BishopAccountability.org

Founder and president of clegy abuse victims network steps down

By Joel Currier
St. Louis Post-Dispatch
February 4, 2017

http://www.stltoday.com/news/local/crime-and-courts/founder-and-president-of-clegy-abuse-victims-network-steps-down/article_8aa62b83-6b64-5411-88e5-423775ed9958.html

David Clohessy, National Director of of SNAP, the Survivors Network of those Abused by Priests, addresses the media condemning the recent statements and actions of Archbishop Robert Carlson on clergy sex abuse cases during a vigil on Wednesday, June 11, 2014, outside the New Cathedral Basilica. Last month, under oath Archbishop Carlson claimed 193 times that he didn't recall specifics about clergy sex abuse cases, said he wasn't sure if he knew in the 1980s whether child sex abuse was illegal and admitted that he never once called police to report abuse in 24 years as a Catholic official.
Photo by Laurie Skrivan

David Clohessy (2nd L) and Mark Vincent Serrano (2nd R) speak to the press following the announcement that bishops had agreed to bar pedophile priests from acting as clerics in their afternoon session at the United States Conference of Catholic Bishops 14 June 2002 at the Fairmont Hotel in Dallas, Texas. Clohessy and Serrano, who holds a picture of himself at 12, are both victims of sexual abuse at the hands of Catholic priests and are both members of SNAP, Survivors Network of those Abused

A small group holds a moment of silence for victims of clergy abuse in front of the Catholic Diocese of Vermont in Burlington, Vt., Wednesday, Aug. 8, 2007. They urged Vermont's Catholic bishop to post on the diocesan Web site the names of all admitted or accused clergy and to notify parishes where those clergy served. From left are, former priest Bill Cleary, and David Clohessy and Michael Gay, who say they were abused by priests. SNAP stands for Survivors' Network for those Abused by Priests.
Photo by Toby Talbot

ST. LOUIS • Barbara Blaine, founder and president of the Survivors Network of those Abused by Priests, has stepped down after 29 years, the organization said.

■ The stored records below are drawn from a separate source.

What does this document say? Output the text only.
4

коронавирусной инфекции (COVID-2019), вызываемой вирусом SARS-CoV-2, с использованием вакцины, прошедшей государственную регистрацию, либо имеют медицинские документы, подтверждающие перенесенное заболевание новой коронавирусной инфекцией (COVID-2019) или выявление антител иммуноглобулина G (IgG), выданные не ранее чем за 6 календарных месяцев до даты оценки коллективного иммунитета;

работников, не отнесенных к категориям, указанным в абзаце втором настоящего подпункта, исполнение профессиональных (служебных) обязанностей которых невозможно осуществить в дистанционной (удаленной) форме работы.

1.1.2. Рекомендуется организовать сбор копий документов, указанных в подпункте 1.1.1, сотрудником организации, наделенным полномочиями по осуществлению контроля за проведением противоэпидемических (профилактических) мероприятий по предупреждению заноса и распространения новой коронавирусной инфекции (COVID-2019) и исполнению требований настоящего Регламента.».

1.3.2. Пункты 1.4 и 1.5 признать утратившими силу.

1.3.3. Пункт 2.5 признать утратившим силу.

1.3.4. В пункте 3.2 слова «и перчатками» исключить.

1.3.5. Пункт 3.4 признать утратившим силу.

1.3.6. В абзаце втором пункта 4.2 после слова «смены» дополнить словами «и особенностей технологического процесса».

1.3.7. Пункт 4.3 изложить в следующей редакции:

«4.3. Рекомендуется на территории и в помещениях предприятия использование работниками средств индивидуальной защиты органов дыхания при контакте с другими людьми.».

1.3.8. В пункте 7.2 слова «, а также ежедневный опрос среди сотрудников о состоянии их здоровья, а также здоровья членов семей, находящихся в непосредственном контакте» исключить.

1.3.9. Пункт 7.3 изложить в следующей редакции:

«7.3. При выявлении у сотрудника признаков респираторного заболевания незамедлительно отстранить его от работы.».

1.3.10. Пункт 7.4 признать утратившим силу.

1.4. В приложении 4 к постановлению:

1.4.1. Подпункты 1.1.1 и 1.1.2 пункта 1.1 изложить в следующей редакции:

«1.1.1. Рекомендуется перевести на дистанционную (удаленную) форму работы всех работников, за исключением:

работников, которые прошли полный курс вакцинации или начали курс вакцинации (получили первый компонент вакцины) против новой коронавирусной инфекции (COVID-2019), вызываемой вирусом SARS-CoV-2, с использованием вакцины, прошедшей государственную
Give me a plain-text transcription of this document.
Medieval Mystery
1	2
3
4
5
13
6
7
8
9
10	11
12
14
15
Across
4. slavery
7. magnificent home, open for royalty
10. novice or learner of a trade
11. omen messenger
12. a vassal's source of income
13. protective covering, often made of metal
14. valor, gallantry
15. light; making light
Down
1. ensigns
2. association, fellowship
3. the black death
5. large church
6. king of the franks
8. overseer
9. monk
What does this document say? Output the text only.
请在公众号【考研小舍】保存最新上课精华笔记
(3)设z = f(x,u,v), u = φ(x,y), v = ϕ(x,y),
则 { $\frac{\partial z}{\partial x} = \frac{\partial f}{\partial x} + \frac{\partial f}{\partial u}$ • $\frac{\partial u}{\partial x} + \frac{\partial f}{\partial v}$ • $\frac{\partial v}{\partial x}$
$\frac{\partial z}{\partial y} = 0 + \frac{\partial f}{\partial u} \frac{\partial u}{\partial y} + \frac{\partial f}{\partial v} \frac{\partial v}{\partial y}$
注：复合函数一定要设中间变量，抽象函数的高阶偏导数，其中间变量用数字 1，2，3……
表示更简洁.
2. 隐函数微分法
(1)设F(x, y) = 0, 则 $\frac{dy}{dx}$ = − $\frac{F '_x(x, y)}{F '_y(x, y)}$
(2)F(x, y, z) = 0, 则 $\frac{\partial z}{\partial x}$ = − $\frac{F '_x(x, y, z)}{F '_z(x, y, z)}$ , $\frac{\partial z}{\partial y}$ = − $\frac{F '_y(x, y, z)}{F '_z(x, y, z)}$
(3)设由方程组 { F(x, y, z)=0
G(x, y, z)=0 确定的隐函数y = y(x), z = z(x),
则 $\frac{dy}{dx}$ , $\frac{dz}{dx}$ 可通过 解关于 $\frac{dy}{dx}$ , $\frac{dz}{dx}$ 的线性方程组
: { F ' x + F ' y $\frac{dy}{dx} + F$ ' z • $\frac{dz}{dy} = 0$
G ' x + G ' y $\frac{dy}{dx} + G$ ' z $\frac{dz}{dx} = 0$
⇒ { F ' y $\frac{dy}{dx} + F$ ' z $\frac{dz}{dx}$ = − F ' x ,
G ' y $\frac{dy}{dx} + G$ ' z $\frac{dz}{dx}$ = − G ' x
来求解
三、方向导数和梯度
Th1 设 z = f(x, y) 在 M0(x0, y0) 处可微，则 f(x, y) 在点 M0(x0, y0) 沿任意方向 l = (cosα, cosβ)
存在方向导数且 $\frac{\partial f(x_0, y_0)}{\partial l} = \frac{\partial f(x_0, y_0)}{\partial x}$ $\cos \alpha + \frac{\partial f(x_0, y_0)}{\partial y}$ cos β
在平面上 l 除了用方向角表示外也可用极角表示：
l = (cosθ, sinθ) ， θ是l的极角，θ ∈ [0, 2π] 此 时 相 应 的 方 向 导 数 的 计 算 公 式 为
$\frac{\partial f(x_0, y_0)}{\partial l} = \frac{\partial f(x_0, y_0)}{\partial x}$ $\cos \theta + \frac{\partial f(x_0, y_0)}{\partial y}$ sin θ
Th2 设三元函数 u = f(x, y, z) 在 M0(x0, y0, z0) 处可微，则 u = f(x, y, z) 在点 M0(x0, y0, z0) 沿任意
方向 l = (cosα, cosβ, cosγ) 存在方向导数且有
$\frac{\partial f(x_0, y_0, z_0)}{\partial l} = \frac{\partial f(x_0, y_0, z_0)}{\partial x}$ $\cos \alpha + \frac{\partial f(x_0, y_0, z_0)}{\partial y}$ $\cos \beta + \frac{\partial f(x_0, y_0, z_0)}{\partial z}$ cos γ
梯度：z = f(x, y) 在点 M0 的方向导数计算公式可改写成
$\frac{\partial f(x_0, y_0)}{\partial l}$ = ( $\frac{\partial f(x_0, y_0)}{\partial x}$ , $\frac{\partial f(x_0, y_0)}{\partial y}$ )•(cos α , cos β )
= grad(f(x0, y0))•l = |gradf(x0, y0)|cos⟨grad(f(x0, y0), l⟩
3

Blaine’s resignation from the nonprofit group was effective Friday. “It has been the greatest honor of my life to have found and been your president,” Blaine said in a statement.

Blaine and SNAP’s new managing director, Barbara Dorris of St. Louis, said Blaine’s decision had “absolutely nothing” to do with recent litigation. In the lawsuit, a former development director for SNAP claims she was fired in retaliation for confronting the organization for making referrals to lawyers in exchange for donations.

Dorris will now serve as the group’s highest ranking official. She said she will continue to work with SNAP’s board to help sex abuse survivors everywhere.

Blaine’s departure follows that of David Clohessy of St. Louis, who resigned as SNAP’s executive director Dec. 31. Clohessy started with SNAP in the late 1980s.

SNAP was sued last month in Cook County, Ill., by Gretchen Hammond, a former employee who raised money for the organization from 2011-2013.

SNAP was based in Chicago until moving to the Central West End late last year. The group has denied allegations in the lawsuit that 54 percent of the $440,000 in contributions to SNAP in 2003 came from plaintiff’s sex abuse attorneys.

SNAP also has denied Hammond’s claims that it is a counseling organization but rather a volunteer, peer-support network of survivors.

SNAP said it is accurate that it refers sex abuse victims to lawyers and has accepted donations from attorneys but that “SNAP has never and will never enter into any kickback schemes as alleged by Ms. Hammond in her lawsuit, nor has SNAP ever made donations an implied or express conditions of the referral of victims.”